The freeipa.ansible_freeipa collecion is clearly more actively maintained than the ipa_* modules in communtiy.general, and I am trying to argue for deprecating the c.g. modules in favour of the ansible_freeipa ones. However, as you can notice from the comments above, there might be some gaps.

So, I guess the first question is: what do you guys think of this idea? And if you like it, do you think there is anything you can do on your side to smoothen the transition for the users? Thanks in advance.

1 Like

The community.general IPA modules use a different communication approach than ansible-freeipa to connect to the IPA servers that will never be implemented in ansible-freeipa. If someone depends on that kind of connection (through json-rpc and http(s)) their use-case would not be covered by ansible-freeipa.

There are also requirements on support for ansible-freeipa that may impose some difference on expected features and what can and will be delivered by ansible-freeipa.

I don’t have an opinion on the deprecation of the community.general IPA modules, and will be happy to help people wanting to migrate, to the “current” version of ansible-freeipa, but implementing compatibility with missing features may not be on the short term roadmap due to several factors, even if it would something we’d like to do.

2 Likes

Hi @rjeffman

Thanks for chipping in! I think that kinda settles the issue - the two sets of modules are not directly interchangeable, not without other operational adjustments at least, assuming that none of these communications methods are being deprecated by FreeIPA in the near future.

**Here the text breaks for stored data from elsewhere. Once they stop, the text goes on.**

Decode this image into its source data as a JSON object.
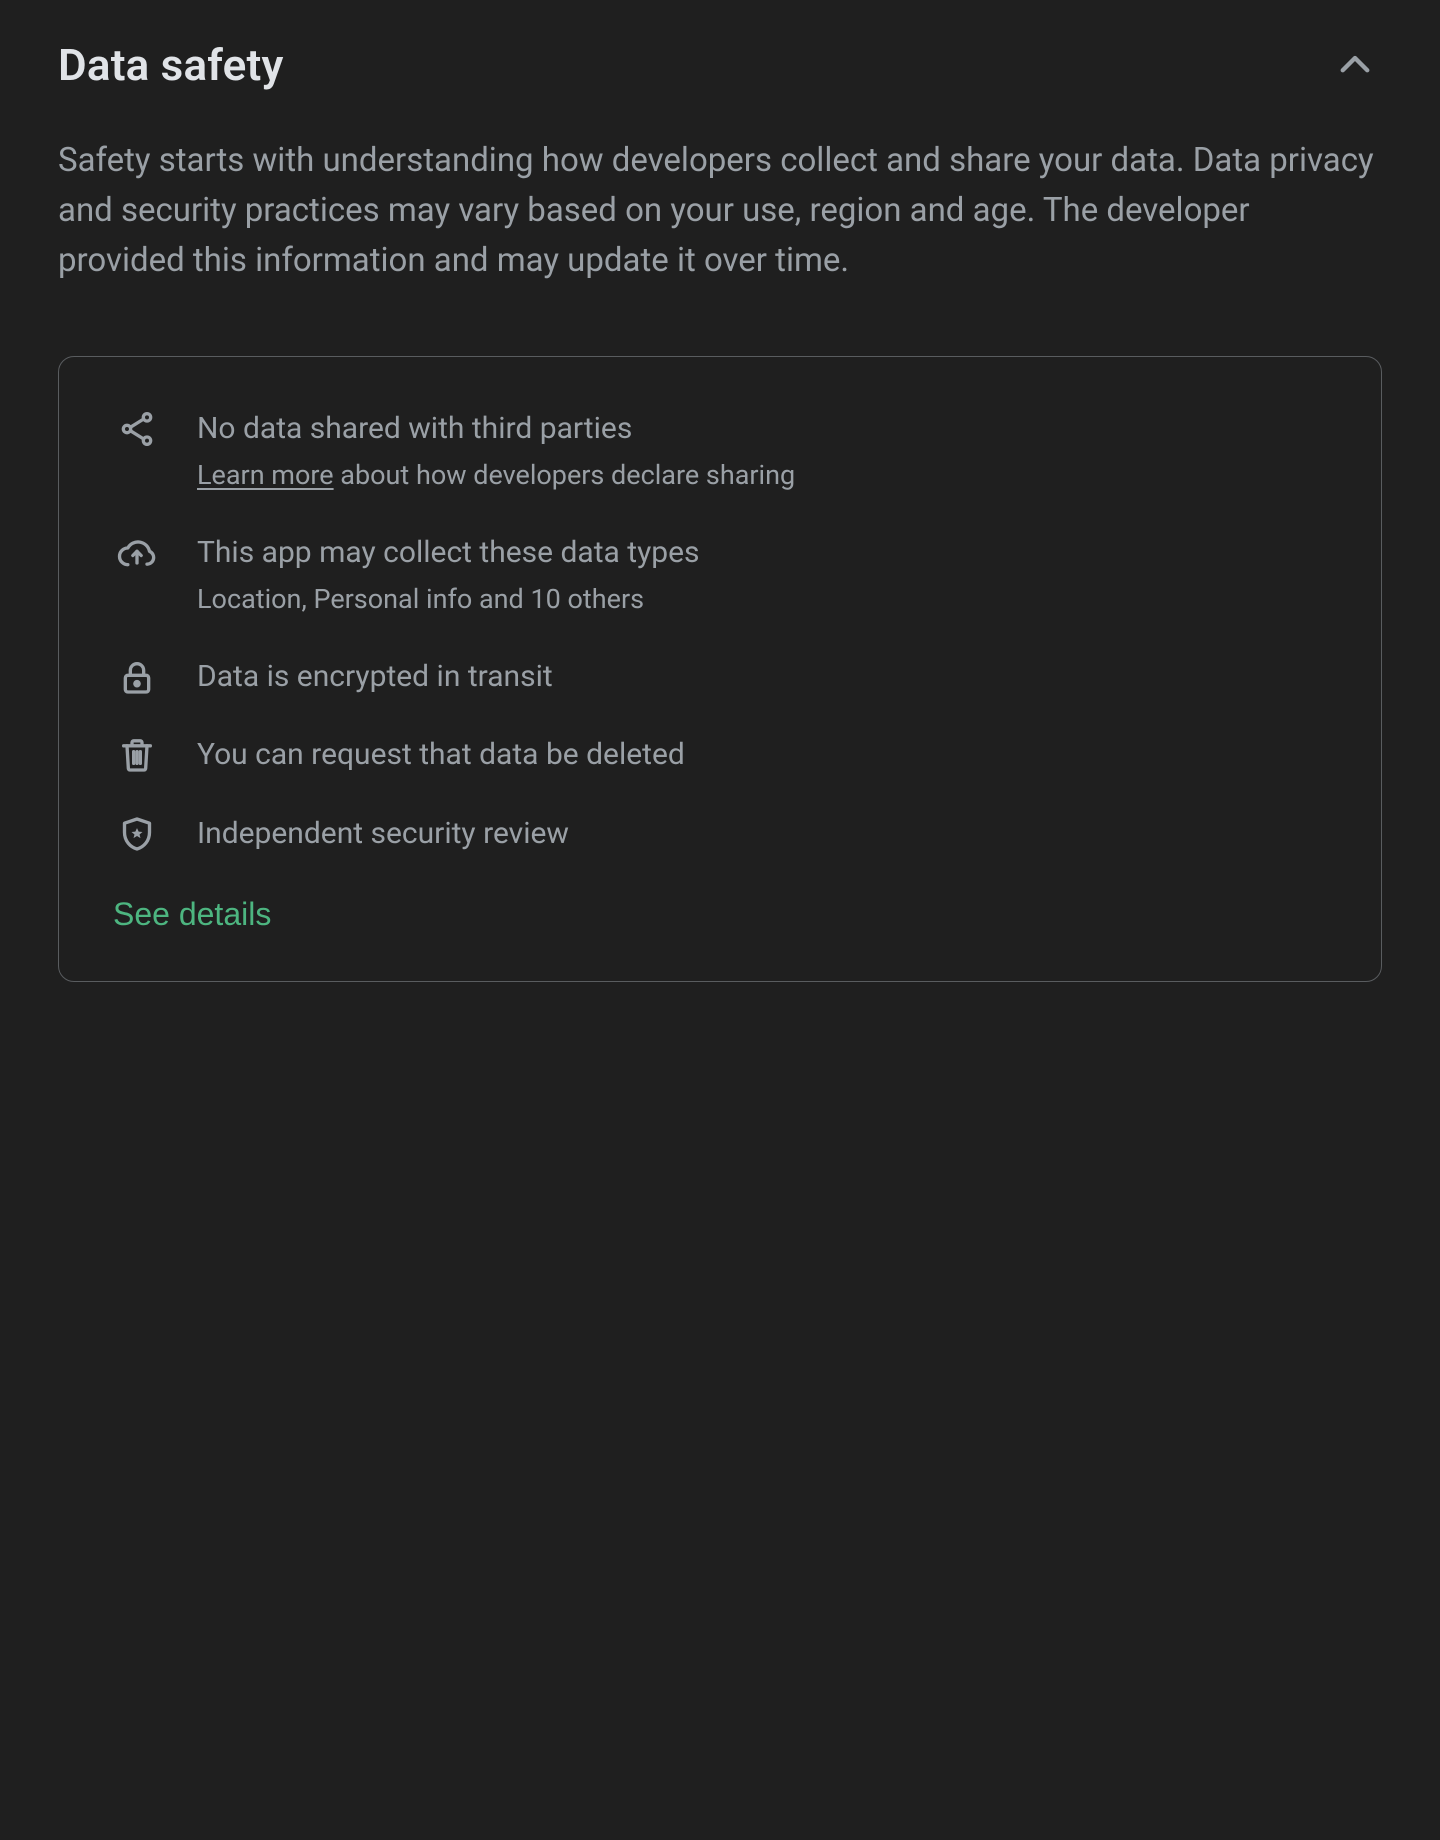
{
  "section": {
    "title": "Data safety",
    "description": "Safety starts with understanding how developers collect and share your data. Data privacy and security practices may vary based on your use, region and age. The developer provided this information and may update it over time.",
    "expanded": true
  },
  "card": {
    "items": [
      {
        "icon": "share-icon",
        "title": "No data shared with third parties",
        "learn_more_label": "Learn more",
        "sub_tail": " about how developers declare sharing"
      },
      {
        "icon": "cloud-upload-icon",
        "title": "This app may collect these data types",
        "sub": "Location, Personal info and 10 others"
      },
      {
        "icon": "lock-icon",
        "title": "Data is encrypted in transit"
      },
      {
        "icon": "trash-icon",
        "title": "You can request that data be deleted"
      },
      {
        "icon": "shield-star-icon",
        "title": "Independent security review"
      }
    ],
    "see_details_label": "See details"
  },
  "colors": {
    "accent": "#4db580"
  }
}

So if I got it right the c.g. modules rely on JSON-RPC over HTTP and ansible-freeipa use some thing else - what would that something else be? The next step here is to add docs instructing users how to choose between one or the other, and having those details will certainly help.

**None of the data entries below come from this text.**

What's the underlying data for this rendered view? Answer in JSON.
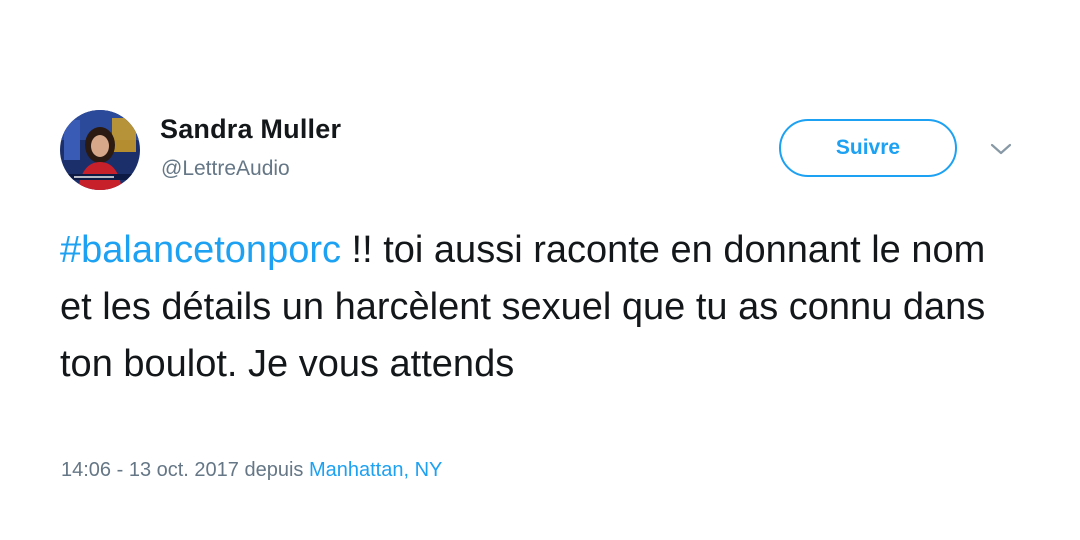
{
  "user": {
    "name": "Sandra Muller",
    "handle": "@LettreAudio",
    "avatar_icon": "profile-photo"
  },
  "actions": {
    "follow_label": "Suivre",
    "more_icon": "chevron-down-icon"
  },
  "tweet": {
    "hashtag": "#balancetonporc",
    "text": " !!  toi aussi raconte en donnant le nom et les détails un harcèlent sexuel que tu as connu dans ton boulot. Je vous attends"
  },
  "meta": {
    "time_date": "14:06 - 13 oct. 2017 depuis ",
    "location": "Manhattan, NY"
  },
  "colors": {
    "link": "#1da1f2",
    "text": "#14171a",
    "secondary": "#657786"
  }
}
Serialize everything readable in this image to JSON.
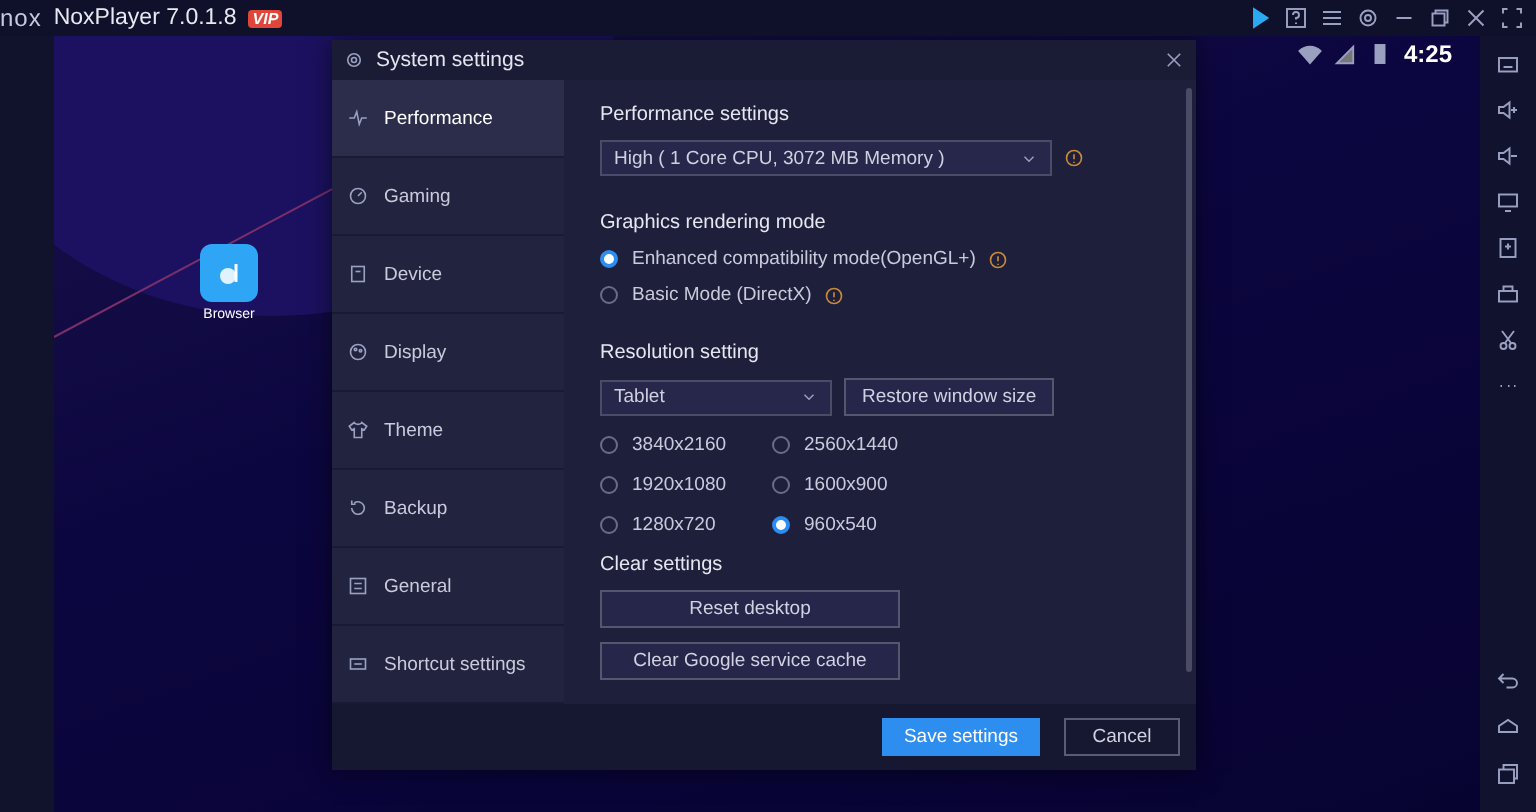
{
  "app_bar": {
    "logo": "nox",
    "title": "NoxPlayer 7.0.1.8",
    "badge": "VIP"
  },
  "status_bar": {
    "time": "4:25"
  },
  "desktop_icons": [
    {
      "label": "Browser"
    }
  ],
  "dialog": {
    "title": "System settings",
    "sidebar": [
      {
        "label": "Performance",
        "selected": true
      },
      {
        "label": "Gaming",
        "selected": false
      },
      {
        "label": "Device",
        "selected": false
      },
      {
        "label": "Display",
        "selected": false
      },
      {
        "label": "Theme",
        "selected": false
      },
      {
        "label": "Backup",
        "selected": false
      },
      {
        "label": "General",
        "selected": false
      },
      {
        "label": "Shortcut settings",
        "selected": false
      }
    ],
    "performance": {
      "heading": "Performance settings",
      "value": "High ( 1 Core CPU, 3072 MB Memory )"
    },
    "graphics": {
      "heading": "Graphics rendering mode",
      "options": [
        {
          "label": "Enhanced compatibility mode(OpenGL+)",
          "selected": true
        },
        {
          "label": "Basic Mode (DirectX)",
          "selected": false
        }
      ]
    },
    "resolution": {
      "heading": "Resolution setting",
      "mode": "Tablet",
      "restore_button": "Restore window size",
      "options": [
        {
          "label": "3840x2160",
          "selected": false
        },
        {
          "label": "2560x1440",
          "selected": false
        },
        {
          "label": "1920x1080",
          "selected": false
        },
        {
          "label": "1600x900",
          "selected": false
        },
        {
          "label": "1280x720",
          "selected": false
        },
        {
          "label": "960x540",
          "selected": true
        }
      ]
    },
    "clear": {
      "heading": "Clear settings",
      "buttons": [
        "Reset desktop",
        "Clear Google service cache"
      ]
    },
    "save_button": "Save settings",
    "cancel_button": "Cancel"
  }
}
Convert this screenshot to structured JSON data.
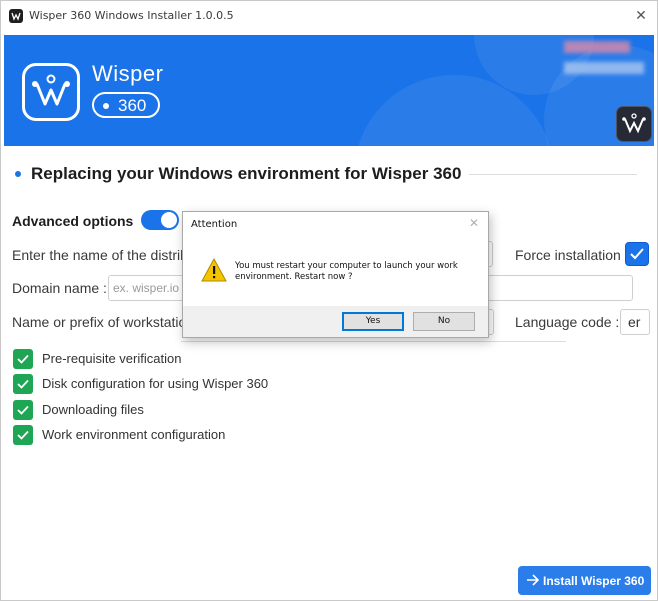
{
  "window": {
    "title": "Wisper 360 Windows Installer 1.0.0.5",
    "close_symbol": "✕"
  },
  "banner": {
    "brand_name": "Wisper",
    "brand_version": "360",
    "logo_icon": "wisper-w-logo",
    "accent_color": "#1a73e8"
  },
  "section": {
    "title": "Replacing your Windows environment for Wisper 360"
  },
  "form": {
    "advanced_label": "Advanced options",
    "advanced_enabled": true,
    "distrib_label": "Enter the name of the distrib",
    "force_label": "Force installation",
    "force_checked": true,
    "domain_label": "Domain name :",
    "domain_placeholder": "ex. wisper.io",
    "workstation_label": "Name or prefix of workstatio",
    "language_label": "Language code :",
    "language_value": "er"
  },
  "steps": [
    {
      "label": "Pre-requisite verification",
      "done": true
    },
    {
      "label": "Disk configuration for using Wisper 360",
      "done": true
    },
    {
      "label": "Downloading files",
      "done": true
    },
    {
      "label": "Work environment configuration",
      "done": true
    }
  ],
  "install_button": {
    "label": "Install Wisper 360",
    "icon": "arrow-right-icon"
  },
  "dialog": {
    "title": "Attention",
    "close_symbol": "✕",
    "message": "You must restart your computer to launch your work environment. Restart now ?",
    "icon": "warning-icon",
    "yes_label": "Yes",
    "no_label": "No"
  }
}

I don’t think that any communication method will be deprecated in the foreseeable future.

FYI, ansible-freeipa uses the IPA Python API and that’s why it requires the managed node to be a member of the IPA realm (either a server or a client). There are several advantages for this method, but you also need shell access to the managed node, be it a machine (metal or virtual, through ssh) or a container (through container connectors).